How to read a score report
When you finish, most vendors show a pass or fail result immediately, along with a scaled score (except where the vendor reports pass or fail only, like Google Cloud). Below the headline, you often get a domain or objective breakdown showing your relative performance in each topic area. Read this carefully:
- The headline number is a scaled score, not a percentage of questions correct. Do not convert it to a percentage.
- Domain breakdowns are usually shown as bars or relative bands (for example, above, at, or below the target), not exact percentages, so they indicate strengths and weaknesses rather than precise grades.
- Most vendors use compensatory scoring, meaning a strong domain can offset a weaker one. A few exams require minimum performance per section, so check the exam rules.
- If you fail, the domain breakdown is your best guide to what to study before a retake.
What a failed attempt means and retake waiting periods
A fail is not a permanent verdict; it is data. Use the domain breakdown to target your weakest areas rather than re-studying everything evenly. Almost every vendor enforces a waiting period between attempts to discourage guess-and-repeat behavior and to give you time to actually learn.
Waiting periods are vendor-dependent and change over time, so always confirm the current policy, but the general pattern looks like this:
- A common rule is a short wait (often around 14 to 24 hours) before a second attempt.

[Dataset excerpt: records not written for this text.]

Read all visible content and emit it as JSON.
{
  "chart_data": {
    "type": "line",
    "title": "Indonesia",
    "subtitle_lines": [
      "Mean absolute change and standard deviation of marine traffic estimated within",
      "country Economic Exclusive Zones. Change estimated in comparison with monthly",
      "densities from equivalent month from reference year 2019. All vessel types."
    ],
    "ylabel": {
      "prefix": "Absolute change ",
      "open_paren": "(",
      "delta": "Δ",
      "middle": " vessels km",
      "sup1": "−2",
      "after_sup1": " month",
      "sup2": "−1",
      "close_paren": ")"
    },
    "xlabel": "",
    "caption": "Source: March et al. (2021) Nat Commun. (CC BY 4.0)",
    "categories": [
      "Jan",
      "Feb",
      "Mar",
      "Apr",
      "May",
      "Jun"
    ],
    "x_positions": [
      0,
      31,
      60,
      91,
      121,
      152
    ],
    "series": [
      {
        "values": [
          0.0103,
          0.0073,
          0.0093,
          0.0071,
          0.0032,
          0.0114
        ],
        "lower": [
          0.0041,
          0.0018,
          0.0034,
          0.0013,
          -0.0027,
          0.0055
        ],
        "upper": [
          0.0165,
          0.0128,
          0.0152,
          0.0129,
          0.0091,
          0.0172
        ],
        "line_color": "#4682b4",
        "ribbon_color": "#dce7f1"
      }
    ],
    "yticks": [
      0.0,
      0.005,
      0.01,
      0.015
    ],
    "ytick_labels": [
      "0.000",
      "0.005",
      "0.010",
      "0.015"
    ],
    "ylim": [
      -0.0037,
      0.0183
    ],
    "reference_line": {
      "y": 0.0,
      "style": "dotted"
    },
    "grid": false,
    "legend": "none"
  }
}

- After a failed retake, longer waits (frequently around 14 days) typically apply before each subsequent attempt.
- Many vendors cap the number of attempts allowed within a rolling 12-month period.

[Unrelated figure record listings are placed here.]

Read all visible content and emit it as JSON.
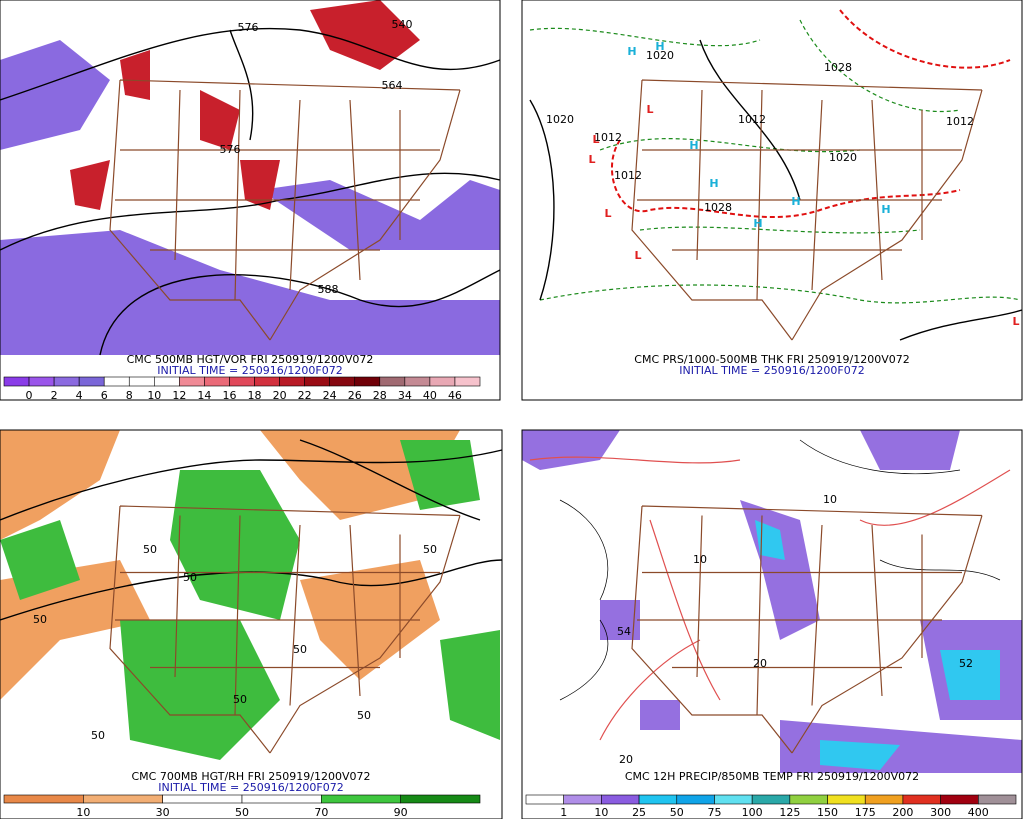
{
  "panels": [
    {
      "caption": "CMC 500MB HGT/VOR FRI 250919/1200V072",
      "initial": "INITIAL TIME = 250916/1200F072",
      "colorbar": {
        "labels": [
          "0",
          "2",
          "4",
          "6",
          "8",
          "10",
          "12",
          "14",
          "16",
          "18",
          "20",
          "22",
          "24",
          "26",
          "28",
          "34",
          "40",
          "46"
        ],
        "colors": [
          "#8a3ce8",
          "#9a55ea",
          "#8b6ae0",
          "#7a66d8",
          "#ffffff",
          "#ffffff",
          "#ffffff",
          "#f08a96",
          "#ea6a78",
          "#e0485a",
          "#d2303e",
          "#b81a26",
          "#9a0c14",
          "#860810",
          "#700008",
          "#a06a72",
          "#c48a94",
          "#e8a8b4",
          "#f6c2cc"
        ]
      },
      "map_labels": [
        "576",
        "540",
        "564",
        "576",
        "588"
      ]
    },
    {
      "caption": "CMC PRS/1000-500MB THK FRI 250919/1200V072",
      "initial": "INITIAL TIME = 250916/1200F072",
      "map_labels": [
        "1020",
        "1020",
        "1012",
        "1012",
        "1028",
        "1020",
        "1012",
        "1012",
        "1028",
        "H",
        "H",
        "H",
        "H",
        "H",
        "H",
        "H",
        "L",
        "L",
        "L",
        "L",
        "L",
        "L"
      ]
    },
    {
      "caption": "CMC 700MB HGT/RH FRI 250919/1200V072",
      "initial": "INITIAL TIME = 250916/1200F072",
      "colorbar": {
        "labels": [
          "10",
          "30",
          "50",
          "70",
          "90"
        ],
        "colors": [
          "#e88848",
          "#f2ae74",
          "#ffffff",
          "#ffffff",
          "#3ec63e",
          "#168a16"
        ]
      },
      "map_labels": [
        "50",
        "50",
        "50",
        "50",
        "50",
        "50",
        "50",
        "50"
      ]
    },
    {
      "caption": "CMC 12H PRECIP/850MB TEMP FRI 250919/1200V072",
      "colorbar": {
        "labels": [
          "1",
          "10",
          "25",
          "50",
          "75",
          "100",
          "125",
          "150",
          "175",
          "200",
          "300",
          "400"
        ],
        "colors": [
          "#ffffff",
          "#b08ee8",
          "#8a5ce0",
          "#20c4f0",
          "#10a4e8",
          "#60e0f0",
          "#2aa8a8",
          "#90d040",
          "#f0e020",
          "#f0a020",
          "#e03020",
          "#a00010",
          "#a09098"
        ]
      },
      "map_labels": [
        "54",
        "52",
        "10",
        "20",
        "10",
        "20"
      ]
    }
  ]
}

- You usually pay the full exam fee again for each attempt unless you bought a specific retake package or voucher.
Why you should aim comfortably above the passing line
Because scaled scoring, weighting, and unscored questions all hide the true math from you, targeting the exact passing mark is risky. You cannot see which questions count, you cannot see the weighting, and you cannot know in advance whether your form is easier or harder. If you are only good enough to scrape a pass on a favorable form, an average form can push you below the line.
A better strategy is to consistently score well clear of the passing mark on realistic practice, ideally hitting the high end of the reporting range on your practice attempts, so that normal exam-day variance (nerves, an unfamiliar question style, a tougher form) does not sink you. Aiming for real mastery rather than the minimum also means the certification actually reflects skills you can use on the job, which is the entire point.

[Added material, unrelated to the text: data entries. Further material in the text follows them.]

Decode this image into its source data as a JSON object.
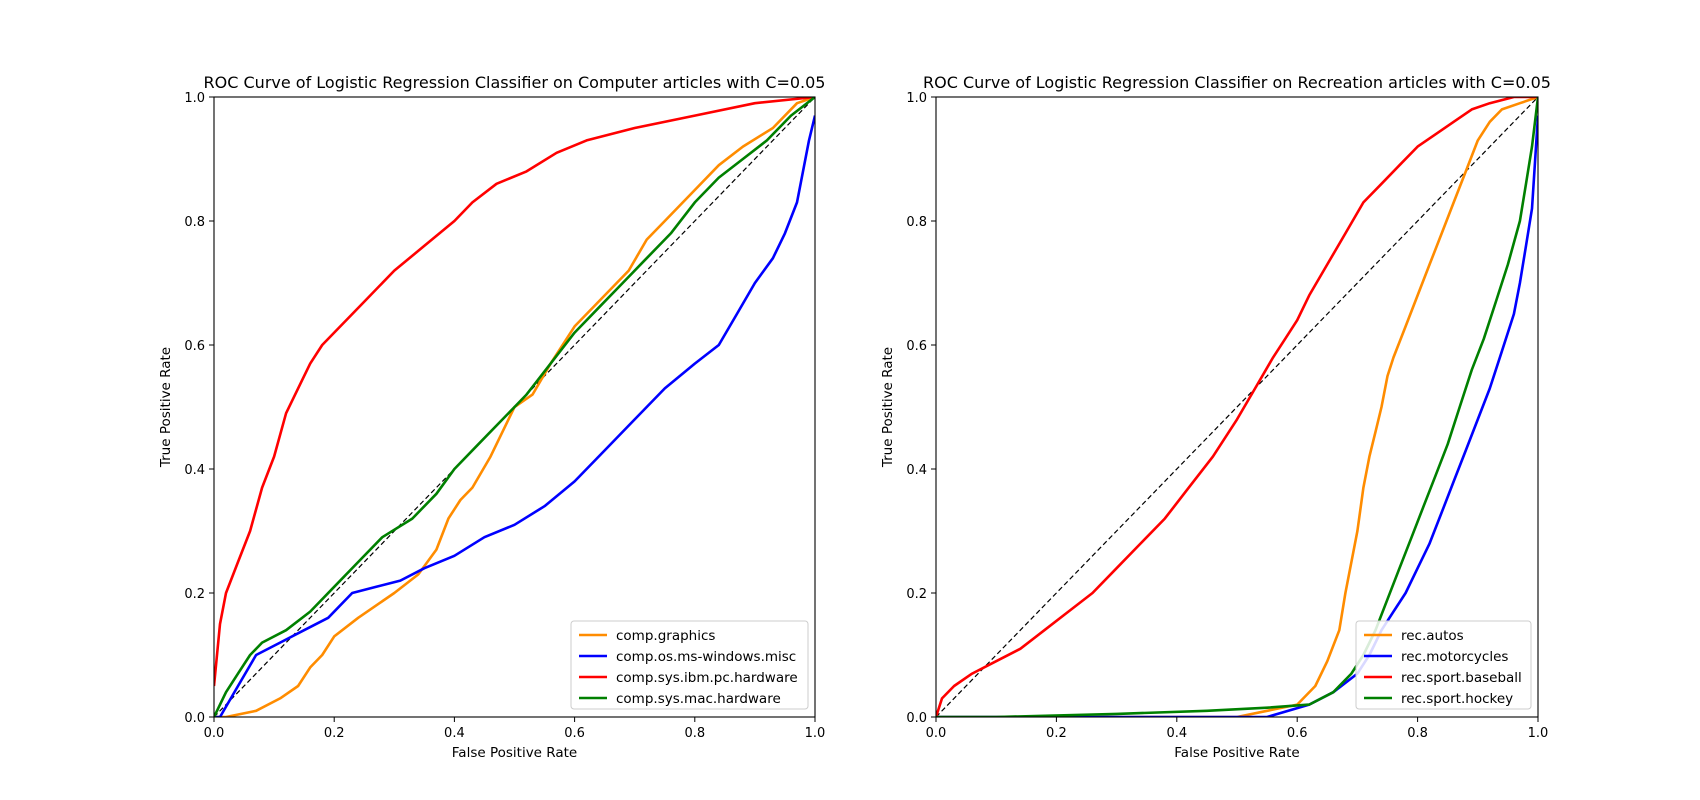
{
  "chart_data": [
    {
      "type": "line",
      "title": "ROC Curve of Logistic Regression Classifier on Computer articles with C=0.05",
      "xlabel": "False Positive Rate",
      "ylabel": "True Positive Rate",
      "xlim": [
        0,
        1
      ],
      "ylim": [
        0,
        1
      ],
      "xticks": [
        "0.0",
        "0.2",
        "0.4",
        "0.6",
        "0.8",
        "1.0"
      ],
      "yticks": [
        "0.0",
        "0.2",
        "0.4",
        "0.6",
        "0.8",
        "1.0"
      ],
      "grid": false,
      "legend_position": "lower-right",
      "diagonal": {
        "style": "dashed",
        "color": "#000000"
      },
      "series": [
        {
          "name": "comp.graphics",
          "color": "#ff8c00",
          "x": [
            0,
            0.02,
            0.07,
            0.11,
            0.14,
            0.16,
            0.18,
            0.2,
            0.24,
            0.3,
            0.34,
            0.37,
            0.39,
            0.41,
            0.43,
            0.46,
            0.48,
            0.5,
            0.53,
            0.56,
            0.6,
            0.65,
            0.69,
            0.72,
            0.75,
            0.8,
            0.84,
            0.88,
            0.93,
            0.97,
            1.0
          ],
          "y": [
            0,
            0,
            0.01,
            0.03,
            0.05,
            0.08,
            0.1,
            0.13,
            0.16,
            0.2,
            0.23,
            0.27,
            0.32,
            0.35,
            0.37,
            0.42,
            0.46,
            0.5,
            0.52,
            0.57,
            0.63,
            0.68,
            0.72,
            0.77,
            0.8,
            0.85,
            0.89,
            0.92,
            0.95,
            0.99,
            1.0
          ]
        },
        {
          "name": "comp.os.ms-windows.misc",
          "color": "#0000ff",
          "x": [
            0,
            0.01,
            0.04,
            0.07,
            0.11,
            0.15,
            0.19,
            0.23,
            0.27,
            0.31,
            0.35,
            0.4,
            0.45,
            0.5,
            0.55,
            0.6,
            0.65,
            0.7,
            0.75,
            0.8,
            0.84,
            0.87,
            0.9,
            0.93,
            0.95,
            0.97,
            0.98,
            0.99,
            1.0
          ],
          "y": [
            0,
            0,
            0.05,
            0.1,
            0.12,
            0.14,
            0.16,
            0.2,
            0.21,
            0.22,
            0.24,
            0.26,
            0.29,
            0.31,
            0.34,
            0.38,
            0.43,
            0.48,
            0.53,
            0.57,
            0.6,
            0.65,
            0.7,
            0.74,
            0.78,
            0.83,
            0.88,
            0.93,
            0.97
          ]
        },
        {
          "name": "comp.sys.ibm.pc.hardware",
          "color": "#ff0000",
          "x": [
            0,
            0.01,
            0.02,
            0.04,
            0.06,
            0.08,
            0.1,
            0.12,
            0.14,
            0.16,
            0.18,
            0.2,
            0.25,
            0.3,
            0.35,
            0.4,
            0.43,
            0.47,
            0.52,
            0.57,
            0.62,
            0.7,
            0.8,
            0.9,
            1.0
          ],
          "y": [
            0.05,
            0.15,
            0.2,
            0.25,
            0.3,
            0.37,
            0.42,
            0.49,
            0.53,
            0.57,
            0.6,
            0.62,
            0.67,
            0.72,
            0.76,
            0.8,
            0.83,
            0.86,
            0.88,
            0.91,
            0.93,
            0.95,
            0.97,
            0.99,
            1.0
          ]
        },
        {
          "name": "comp.sys.mac.hardware",
          "color": "#008000",
          "x": [
            0,
            0.02,
            0.04,
            0.06,
            0.08,
            0.12,
            0.16,
            0.2,
            0.24,
            0.28,
            0.33,
            0.37,
            0.4,
            0.44,
            0.48,
            0.52,
            0.56,
            0.6,
            0.64,
            0.68,
            0.72,
            0.76,
            0.8,
            0.84,
            0.88,
            0.92,
            0.96,
            1.0
          ],
          "y": [
            0,
            0.04,
            0.07,
            0.1,
            0.12,
            0.14,
            0.17,
            0.21,
            0.25,
            0.29,
            0.32,
            0.36,
            0.4,
            0.44,
            0.48,
            0.52,
            0.57,
            0.62,
            0.66,
            0.7,
            0.74,
            0.78,
            0.83,
            0.87,
            0.9,
            0.93,
            0.97,
            1.0
          ]
        }
      ]
    },
    {
      "type": "line",
      "title": "ROC Curve of Logistic Regression Classifier on Recreation articles with C=0.05",
      "xlabel": "False Positive Rate",
      "ylabel": "True Positive Rate",
      "xlim": [
        0,
        1
      ],
      "ylim": [
        0,
        1
      ],
      "xticks": [
        "0.0",
        "0.2",
        "0.4",
        "0.6",
        "0.8",
        "1.0"
      ],
      "yticks": [
        "0.0",
        "0.2",
        "0.4",
        "0.6",
        "0.8",
        "1.0"
      ],
      "grid": false,
      "legend_position": "lower-right",
      "diagonal": {
        "style": "dashed",
        "color": "#000000"
      },
      "series": [
        {
          "name": "rec.autos",
          "color": "#ff8c00",
          "x": [
            0,
            0.5,
            0.55,
            0.6,
            0.63,
            0.65,
            0.67,
            0.68,
            0.69,
            0.7,
            0.71,
            0.72,
            0.73,
            0.74,
            0.75,
            0.76,
            0.78,
            0.8,
            0.82,
            0.84,
            0.86,
            0.88,
            0.9,
            0.92,
            0.94,
            0.97,
            1.0
          ],
          "y": [
            0,
            0,
            0.01,
            0.02,
            0.05,
            0.09,
            0.14,
            0.2,
            0.25,
            0.3,
            0.37,
            0.42,
            0.46,
            0.5,
            0.55,
            0.58,
            0.63,
            0.68,
            0.73,
            0.78,
            0.83,
            0.88,
            0.93,
            0.96,
            0.98,
            0.99,
            1.0
          ]
        },
        {
          "name": "rec.motorcycles",
          "color": "#0000ff",
          "x": [
            0,
            0.55,
            0.62,
            0.66,
            0.7,
            0.72,
            0.74,
            0.76,
            0.78,
            0.8,
            0.82,
            0.84,
            0.86,
            0.88,
            0.9,
            0.92,
            0.94,
            0.96,
            0.97,
            0.98,
            0.99,
            1.0
          ],
          "y": [
            0,
            0,
            0.02,
            0.04,
            0.07,
            0.1,
            0.14,
            0.17,
            0.2,
            0.24,
            0.28,
            0.33,
            0.38,
            0.43,
            0.48,
            0.53,
            0.59,
            0.65,
            0.7,
            0.76,
            0.82,
            0.97
          ]
        },
        {
          "name": "rec.sport.baseball",
          "color": "#ff0000",
          "x": [
            0,
            0.01,
            0.03,
            0.06,
            0.1,
            0.14,
            0.18,
            0.22,
            0.26,
            0.3,
            0.34,
            0.38,
            0.42,
            0.46,
            0.5,
            0.53,
            0.56,
            0.58,
            0.6,
            0.62,
            0.65,
            0.68,
            0.71,
            0.74,
            0.77,
            0.8,
            0.83,
            0.86,
            0.89,
            0.92,
            0.96,
            1.0
          ],
          "y": [
            0,
            0.03,
            0.05,
            0.07,
            0.09,
            0.11,
            0.14,
            0.17,
            0.2,
            0.24,
            0.28,
            0.32,
            0.37,
            0.42,
            0.48,
            0.53,
            0.58,
            0.61,
            0.64,
            0.68,
            0.73,
            0.78,
            0.83,
            0.86,
            0.89,
            0.92,
            0.94,
            0.96,
            0.98,
            0.99,
            1.0,
            1.0
          ]
        },
        {
          "name": "rec.sport.hockey",
          "color": "#008000",
          "x": [
            0,
            0.1,
            0.3,
            0.45,
            0.55,
            0.62,
            0.66,
            0.69,
            0.71,
            0.73,
            0.75,
            0.77,
            0.79,
            0.81,
            0.83,
            0.85,
            0.87,
            0.89,
            0.91,
            0.93,
            0.95,
            0.97,
            0.98,
            0.99,
            1.0
          ],
          "y": [
            0,
            0,
            0.005,
            0.01,
            0.015,
            0.02,
            0.04,
            0.07,
            0.1,
            0.14,
            0.19,
            0.24,
            0.29,
            0.34,
            0.39,
            0.44,
            0.5,
            0.56,
            0.61,
            0.67,
            0.73,
            0.8,
            0.86,
            0.92,
            1.0
          ]
        }
      ]
    }
  ]
}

- Study the official exam objectives, not just a question dump, so weighting surprises do not hurt you.
- Take timed, full-length practice exams under realistic conditions to build stamina and pacing.
- Track your practice scores by domain and drive up your weakest areas until you are comfortably above the pass line everywhere.
- Only book the real exam once your practice scores are consistently clear of the passing mark, not just barely over it.
Understanding scaled scores removes a lot of exam-day anxiety. Once you know that 700 out of 1000 is a bar to clear rather than a percentage to hit, you can focus on what matters: knowing the material well enough that the scale, the weighting, and the unscored questions simply do not matter.